After my project was over, I read a harsh condemnation by the eighteenth century biblical scholar Matthew Henry. “Let stage-players and such sort of persons look to it, how they will answer to God for their continual violation of this express command; nor are those guiltless who encourage and reward such disobedience.” Based on this, God’s ire was aimed not only at me but also my fellow students and potentially my teacher, if she gave me a good grade. Not good.

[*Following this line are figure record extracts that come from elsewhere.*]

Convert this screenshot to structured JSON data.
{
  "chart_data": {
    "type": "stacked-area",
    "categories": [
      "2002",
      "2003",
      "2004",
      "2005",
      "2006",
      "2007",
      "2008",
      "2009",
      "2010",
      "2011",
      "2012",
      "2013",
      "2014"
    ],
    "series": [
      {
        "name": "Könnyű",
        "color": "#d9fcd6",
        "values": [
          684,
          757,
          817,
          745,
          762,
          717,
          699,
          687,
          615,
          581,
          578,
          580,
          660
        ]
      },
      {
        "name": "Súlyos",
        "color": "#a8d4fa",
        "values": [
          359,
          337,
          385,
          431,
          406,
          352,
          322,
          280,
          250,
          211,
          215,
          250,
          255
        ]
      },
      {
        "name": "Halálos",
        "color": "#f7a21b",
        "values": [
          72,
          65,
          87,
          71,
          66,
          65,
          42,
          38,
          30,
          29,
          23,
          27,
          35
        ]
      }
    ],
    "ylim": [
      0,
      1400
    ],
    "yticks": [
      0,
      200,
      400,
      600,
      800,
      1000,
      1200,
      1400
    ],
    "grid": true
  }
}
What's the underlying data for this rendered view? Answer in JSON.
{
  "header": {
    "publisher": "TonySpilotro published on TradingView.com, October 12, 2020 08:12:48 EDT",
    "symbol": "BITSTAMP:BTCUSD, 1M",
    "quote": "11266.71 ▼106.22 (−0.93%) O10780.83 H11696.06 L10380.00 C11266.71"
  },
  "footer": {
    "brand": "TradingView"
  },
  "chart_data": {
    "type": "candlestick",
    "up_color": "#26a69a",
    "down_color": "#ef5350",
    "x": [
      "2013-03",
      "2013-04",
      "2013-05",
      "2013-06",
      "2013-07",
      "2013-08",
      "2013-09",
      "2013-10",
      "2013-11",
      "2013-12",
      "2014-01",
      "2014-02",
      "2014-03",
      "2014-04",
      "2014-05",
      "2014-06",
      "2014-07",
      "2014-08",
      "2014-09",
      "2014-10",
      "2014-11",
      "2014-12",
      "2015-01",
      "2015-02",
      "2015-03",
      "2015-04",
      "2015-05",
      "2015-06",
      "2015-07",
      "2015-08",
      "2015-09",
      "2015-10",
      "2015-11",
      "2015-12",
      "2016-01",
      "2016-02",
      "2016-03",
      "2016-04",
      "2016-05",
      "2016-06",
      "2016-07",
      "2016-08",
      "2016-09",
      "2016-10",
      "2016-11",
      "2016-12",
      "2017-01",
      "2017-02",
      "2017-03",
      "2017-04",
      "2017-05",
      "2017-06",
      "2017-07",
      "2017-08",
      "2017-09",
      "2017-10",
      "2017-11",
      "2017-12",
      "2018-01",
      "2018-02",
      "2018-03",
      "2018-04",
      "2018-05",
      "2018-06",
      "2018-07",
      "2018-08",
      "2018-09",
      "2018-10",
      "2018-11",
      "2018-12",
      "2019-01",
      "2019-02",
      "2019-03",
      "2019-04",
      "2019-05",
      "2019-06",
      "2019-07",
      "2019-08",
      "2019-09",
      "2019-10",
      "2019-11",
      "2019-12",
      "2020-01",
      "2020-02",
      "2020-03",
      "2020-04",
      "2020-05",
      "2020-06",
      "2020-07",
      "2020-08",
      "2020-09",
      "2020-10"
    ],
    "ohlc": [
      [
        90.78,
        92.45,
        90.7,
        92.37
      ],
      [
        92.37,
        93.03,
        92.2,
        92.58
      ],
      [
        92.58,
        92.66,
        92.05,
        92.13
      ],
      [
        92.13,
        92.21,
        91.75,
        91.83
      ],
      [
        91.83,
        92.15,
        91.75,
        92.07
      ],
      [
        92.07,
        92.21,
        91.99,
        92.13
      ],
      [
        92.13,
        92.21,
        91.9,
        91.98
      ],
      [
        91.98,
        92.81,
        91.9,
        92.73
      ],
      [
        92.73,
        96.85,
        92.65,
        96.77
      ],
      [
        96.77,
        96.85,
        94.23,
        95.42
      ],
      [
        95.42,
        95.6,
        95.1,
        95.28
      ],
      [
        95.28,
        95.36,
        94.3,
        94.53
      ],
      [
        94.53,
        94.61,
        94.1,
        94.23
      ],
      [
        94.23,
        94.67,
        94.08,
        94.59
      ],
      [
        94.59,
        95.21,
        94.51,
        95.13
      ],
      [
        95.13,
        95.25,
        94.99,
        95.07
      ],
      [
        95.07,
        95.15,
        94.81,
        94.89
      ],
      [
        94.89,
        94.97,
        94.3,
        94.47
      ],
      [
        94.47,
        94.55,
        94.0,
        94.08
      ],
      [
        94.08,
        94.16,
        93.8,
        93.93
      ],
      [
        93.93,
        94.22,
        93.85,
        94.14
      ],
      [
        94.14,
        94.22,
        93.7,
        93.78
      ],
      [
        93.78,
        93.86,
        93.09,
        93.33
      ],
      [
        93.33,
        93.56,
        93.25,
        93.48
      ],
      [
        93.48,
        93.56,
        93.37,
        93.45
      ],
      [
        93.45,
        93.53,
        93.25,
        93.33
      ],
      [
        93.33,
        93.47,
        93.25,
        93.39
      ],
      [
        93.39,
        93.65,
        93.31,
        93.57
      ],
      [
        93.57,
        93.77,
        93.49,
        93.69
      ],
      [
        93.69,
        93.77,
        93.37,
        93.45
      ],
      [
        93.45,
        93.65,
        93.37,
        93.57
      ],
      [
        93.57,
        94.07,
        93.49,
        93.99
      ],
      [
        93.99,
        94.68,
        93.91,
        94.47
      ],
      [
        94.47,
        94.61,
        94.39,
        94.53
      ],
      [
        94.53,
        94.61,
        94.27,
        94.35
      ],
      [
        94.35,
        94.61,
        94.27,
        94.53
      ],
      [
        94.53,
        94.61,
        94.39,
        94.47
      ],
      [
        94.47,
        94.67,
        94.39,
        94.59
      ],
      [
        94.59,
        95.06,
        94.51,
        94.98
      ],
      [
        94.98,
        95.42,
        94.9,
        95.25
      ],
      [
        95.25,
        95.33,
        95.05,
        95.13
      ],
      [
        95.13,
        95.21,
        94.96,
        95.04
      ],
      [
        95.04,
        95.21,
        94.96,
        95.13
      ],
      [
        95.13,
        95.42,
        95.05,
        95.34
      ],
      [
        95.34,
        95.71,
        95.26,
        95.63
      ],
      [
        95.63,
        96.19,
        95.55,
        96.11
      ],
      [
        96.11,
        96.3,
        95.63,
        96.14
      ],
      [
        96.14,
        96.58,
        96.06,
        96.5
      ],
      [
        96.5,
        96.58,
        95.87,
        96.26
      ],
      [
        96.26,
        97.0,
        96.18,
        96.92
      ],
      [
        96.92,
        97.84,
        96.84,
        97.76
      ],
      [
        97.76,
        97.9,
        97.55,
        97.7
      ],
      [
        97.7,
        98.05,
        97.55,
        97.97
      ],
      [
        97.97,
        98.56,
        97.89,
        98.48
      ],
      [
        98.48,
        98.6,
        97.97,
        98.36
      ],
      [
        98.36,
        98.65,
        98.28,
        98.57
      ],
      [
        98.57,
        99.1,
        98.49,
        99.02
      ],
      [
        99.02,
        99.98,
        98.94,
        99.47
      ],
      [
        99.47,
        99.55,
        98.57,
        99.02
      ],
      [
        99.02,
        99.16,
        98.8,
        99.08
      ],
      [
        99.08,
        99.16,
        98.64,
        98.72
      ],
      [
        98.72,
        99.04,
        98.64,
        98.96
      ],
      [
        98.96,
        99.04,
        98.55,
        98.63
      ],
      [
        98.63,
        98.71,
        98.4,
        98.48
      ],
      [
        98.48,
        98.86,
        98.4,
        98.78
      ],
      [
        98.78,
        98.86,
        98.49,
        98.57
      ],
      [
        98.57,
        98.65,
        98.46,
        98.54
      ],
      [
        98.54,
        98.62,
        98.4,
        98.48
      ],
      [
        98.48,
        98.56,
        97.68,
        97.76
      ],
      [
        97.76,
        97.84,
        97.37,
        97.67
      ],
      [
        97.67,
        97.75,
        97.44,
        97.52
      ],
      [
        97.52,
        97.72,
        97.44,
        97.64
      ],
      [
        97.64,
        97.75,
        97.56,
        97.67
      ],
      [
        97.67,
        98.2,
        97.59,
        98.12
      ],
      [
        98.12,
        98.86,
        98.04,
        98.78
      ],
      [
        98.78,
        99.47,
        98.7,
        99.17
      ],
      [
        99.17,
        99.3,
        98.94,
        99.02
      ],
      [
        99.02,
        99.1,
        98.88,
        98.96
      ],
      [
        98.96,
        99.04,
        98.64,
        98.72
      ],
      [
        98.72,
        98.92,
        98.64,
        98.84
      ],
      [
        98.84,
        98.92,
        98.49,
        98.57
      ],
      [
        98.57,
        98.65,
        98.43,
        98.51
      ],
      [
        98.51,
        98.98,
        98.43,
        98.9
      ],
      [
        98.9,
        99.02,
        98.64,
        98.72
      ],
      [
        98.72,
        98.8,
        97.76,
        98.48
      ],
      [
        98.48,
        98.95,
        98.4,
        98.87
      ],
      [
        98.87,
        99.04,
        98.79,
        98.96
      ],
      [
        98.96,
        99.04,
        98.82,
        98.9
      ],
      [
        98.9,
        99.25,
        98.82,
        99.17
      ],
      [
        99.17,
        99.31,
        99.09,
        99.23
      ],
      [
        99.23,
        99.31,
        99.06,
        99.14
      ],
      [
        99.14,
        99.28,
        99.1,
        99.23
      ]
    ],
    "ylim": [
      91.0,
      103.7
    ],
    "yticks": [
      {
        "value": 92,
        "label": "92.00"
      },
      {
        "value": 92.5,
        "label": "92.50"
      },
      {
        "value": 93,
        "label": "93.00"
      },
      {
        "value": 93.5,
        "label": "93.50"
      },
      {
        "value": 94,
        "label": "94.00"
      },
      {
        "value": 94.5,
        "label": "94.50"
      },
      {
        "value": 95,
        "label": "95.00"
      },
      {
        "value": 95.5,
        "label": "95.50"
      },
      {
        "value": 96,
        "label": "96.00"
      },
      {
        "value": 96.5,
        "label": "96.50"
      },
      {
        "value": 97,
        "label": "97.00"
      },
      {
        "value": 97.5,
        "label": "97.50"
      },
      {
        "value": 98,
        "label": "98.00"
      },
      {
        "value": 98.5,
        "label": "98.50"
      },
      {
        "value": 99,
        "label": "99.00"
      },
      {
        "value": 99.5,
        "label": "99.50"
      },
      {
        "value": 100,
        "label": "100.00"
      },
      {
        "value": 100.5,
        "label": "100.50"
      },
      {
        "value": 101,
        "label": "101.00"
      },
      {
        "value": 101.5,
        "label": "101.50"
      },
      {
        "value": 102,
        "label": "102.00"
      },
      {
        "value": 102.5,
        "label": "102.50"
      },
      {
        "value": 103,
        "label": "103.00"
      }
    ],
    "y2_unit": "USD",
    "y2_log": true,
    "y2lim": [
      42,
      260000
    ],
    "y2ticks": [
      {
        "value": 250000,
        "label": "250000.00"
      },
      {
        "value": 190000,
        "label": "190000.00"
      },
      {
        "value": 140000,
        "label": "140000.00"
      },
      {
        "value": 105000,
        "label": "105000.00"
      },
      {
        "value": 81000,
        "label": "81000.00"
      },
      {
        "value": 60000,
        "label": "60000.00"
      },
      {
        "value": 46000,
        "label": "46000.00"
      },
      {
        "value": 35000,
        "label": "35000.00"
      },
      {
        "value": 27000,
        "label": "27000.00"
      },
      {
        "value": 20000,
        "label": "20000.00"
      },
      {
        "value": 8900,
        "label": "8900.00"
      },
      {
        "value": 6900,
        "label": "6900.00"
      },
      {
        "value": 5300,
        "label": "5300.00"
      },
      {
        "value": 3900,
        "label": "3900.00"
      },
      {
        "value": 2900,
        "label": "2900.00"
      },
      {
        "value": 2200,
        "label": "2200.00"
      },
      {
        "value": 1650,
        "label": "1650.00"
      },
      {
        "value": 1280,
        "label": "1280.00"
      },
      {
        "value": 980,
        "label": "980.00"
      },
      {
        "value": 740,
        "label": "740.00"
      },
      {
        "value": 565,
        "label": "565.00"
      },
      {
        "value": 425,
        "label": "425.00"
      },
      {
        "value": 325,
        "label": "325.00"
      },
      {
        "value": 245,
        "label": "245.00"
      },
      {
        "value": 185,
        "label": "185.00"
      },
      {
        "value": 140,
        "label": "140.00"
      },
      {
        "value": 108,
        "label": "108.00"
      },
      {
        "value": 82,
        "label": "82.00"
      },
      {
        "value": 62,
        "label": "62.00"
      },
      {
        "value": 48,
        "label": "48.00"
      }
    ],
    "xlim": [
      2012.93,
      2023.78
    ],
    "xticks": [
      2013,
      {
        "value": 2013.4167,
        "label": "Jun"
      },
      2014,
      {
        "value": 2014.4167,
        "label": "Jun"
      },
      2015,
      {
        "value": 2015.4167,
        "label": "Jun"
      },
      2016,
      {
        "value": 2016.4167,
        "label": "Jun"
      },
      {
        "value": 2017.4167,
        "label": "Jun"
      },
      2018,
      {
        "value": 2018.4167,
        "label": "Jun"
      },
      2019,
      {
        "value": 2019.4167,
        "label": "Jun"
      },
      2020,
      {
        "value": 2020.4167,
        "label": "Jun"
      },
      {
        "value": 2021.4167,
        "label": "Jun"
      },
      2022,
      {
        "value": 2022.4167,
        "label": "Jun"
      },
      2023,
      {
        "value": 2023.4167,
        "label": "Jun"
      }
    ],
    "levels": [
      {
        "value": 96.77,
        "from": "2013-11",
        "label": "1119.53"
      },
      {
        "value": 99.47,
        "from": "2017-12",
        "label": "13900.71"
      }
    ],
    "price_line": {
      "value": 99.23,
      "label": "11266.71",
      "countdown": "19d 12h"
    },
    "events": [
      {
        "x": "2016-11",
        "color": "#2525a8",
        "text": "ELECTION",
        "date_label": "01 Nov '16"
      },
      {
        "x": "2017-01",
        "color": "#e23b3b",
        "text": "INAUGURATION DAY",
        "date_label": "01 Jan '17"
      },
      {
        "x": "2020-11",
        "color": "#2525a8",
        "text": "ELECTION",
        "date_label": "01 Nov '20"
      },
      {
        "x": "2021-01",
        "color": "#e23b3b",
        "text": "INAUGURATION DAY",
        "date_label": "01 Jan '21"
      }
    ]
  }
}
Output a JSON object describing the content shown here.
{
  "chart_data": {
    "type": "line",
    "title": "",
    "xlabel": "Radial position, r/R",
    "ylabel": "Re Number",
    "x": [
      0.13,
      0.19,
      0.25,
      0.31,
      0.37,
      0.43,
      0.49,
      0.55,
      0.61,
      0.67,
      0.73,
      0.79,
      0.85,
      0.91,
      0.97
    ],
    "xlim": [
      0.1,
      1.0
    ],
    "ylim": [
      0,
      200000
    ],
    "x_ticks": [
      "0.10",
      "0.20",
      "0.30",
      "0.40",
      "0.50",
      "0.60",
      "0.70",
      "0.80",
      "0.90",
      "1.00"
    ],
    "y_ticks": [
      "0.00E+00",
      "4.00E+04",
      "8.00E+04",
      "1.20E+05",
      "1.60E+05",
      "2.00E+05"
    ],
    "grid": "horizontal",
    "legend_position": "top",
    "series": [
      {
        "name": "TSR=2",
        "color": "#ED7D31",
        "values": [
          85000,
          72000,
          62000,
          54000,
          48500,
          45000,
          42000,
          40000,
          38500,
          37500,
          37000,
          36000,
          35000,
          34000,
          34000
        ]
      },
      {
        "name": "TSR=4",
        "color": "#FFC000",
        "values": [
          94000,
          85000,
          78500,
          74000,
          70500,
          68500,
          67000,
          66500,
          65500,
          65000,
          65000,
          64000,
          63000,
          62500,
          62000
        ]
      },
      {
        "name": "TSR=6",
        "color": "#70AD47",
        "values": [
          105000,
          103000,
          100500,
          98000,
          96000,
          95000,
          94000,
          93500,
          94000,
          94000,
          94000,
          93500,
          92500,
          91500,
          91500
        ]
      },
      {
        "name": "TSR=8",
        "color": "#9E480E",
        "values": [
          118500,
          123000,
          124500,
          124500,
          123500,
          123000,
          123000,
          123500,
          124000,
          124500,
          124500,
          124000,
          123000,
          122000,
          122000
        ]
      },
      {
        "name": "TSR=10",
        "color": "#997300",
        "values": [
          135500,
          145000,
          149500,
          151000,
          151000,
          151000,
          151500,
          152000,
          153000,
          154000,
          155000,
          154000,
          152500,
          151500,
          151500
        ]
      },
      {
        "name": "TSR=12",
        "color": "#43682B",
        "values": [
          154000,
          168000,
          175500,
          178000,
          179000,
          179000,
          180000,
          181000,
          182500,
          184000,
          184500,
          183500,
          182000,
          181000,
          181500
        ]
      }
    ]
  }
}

Digging deeper, many years after my project, I found this verse to be tied to idolatry. St. Jerome noted that cross-dressing or transvestism’s “application is in the cultic sphere, arising from a Canaanite practice associated with a bisexual deity or from cultic prostitution involving both sexes.” The Authors of the Jamiesson Fausset Brown commentary agreed that “Disguises were assumed at certain times in heathen temples.” They cited Philacorus (as quoted by Townley in Maimonides) saying that the old Asiatics were accustomed to exchanging male and female dress when engaging in the worship of Ashtoreth.
“As elsewhere, Scripture considers the natural differences between male and female to be the Lord’s creation and so should not be disregarded or camouflaged.”
—Dr. Earl Kallard
This angle wasn’t a universally fixed line. Dr. Earl S. Kallard wrote, “The prohibition against [cross-dressing] can scarcely refer to transvestism. Though evidence for religious transvestism in ancient Canaanite religion is not conclusive, the inclusion of the rule under the proscription of things the Lord detests suggests a serious problem.” In other words, the strong language here emphasizes the point to make it clear. Kallard continues, “As elsewhere, Scripture considers the natural differences between male and female to be the Lord’s creation and so should not be disregarded or camouflaged.”
Transvestism as a Lifestyle
So did I condemn myself by seeking to achieve satire? Is my wife in sin when she borrows my coat when it’s cold out? Is it asking for the wrath of God for a young woman to play the lively role of a young Peter Pan? Or for me to attend the production and applaud?
Well, the consideration of a historical context is necessary for interpretation because the scriptural context itself is a collection of miscellaneous laws (my NIV and NASB have headings of “Various Laws” and “Sundry Laws” respectively), so the Bible itself offers no context for the verses. Yet it shows a strong emphasis, so we must be doubly certain to not dismiss it out of hand.
Personally, I believe Dr. Kallard’s comment is most insightful. The concern here isn’t a legalistic demand to restrict the wearing of pants by woman as seen commonly in China, nor the wearing of kilts by a man in Scotland. These are culturally informed perspectives subject to the audience and timing.
Rather, the issue is any attempt to blur the line between the sexes, dishonoring the very nature of God’s creation.
Basically, this verse is a clear condemnation of a lifestyle of transvestism that is purposed at confusing the gender line.
I don’t think God gave me an F back when I earned an A from a thankfully amused cousin. I don’t believe God would condemn my wife for sleeping in my boxers. I feel a man in a kilt can enjoy the breeze with an absence of conviction. I don’t think God would even be angered by a couple occasionally exchanging clothes for sexual arousal or dressing in drag for Halloween, or anything of the sort, so long as the purpose isn’t to actually live a life on the other side of a line God drew with a chromosome.
Like so much else, I believe God is concerned more with the why than the what.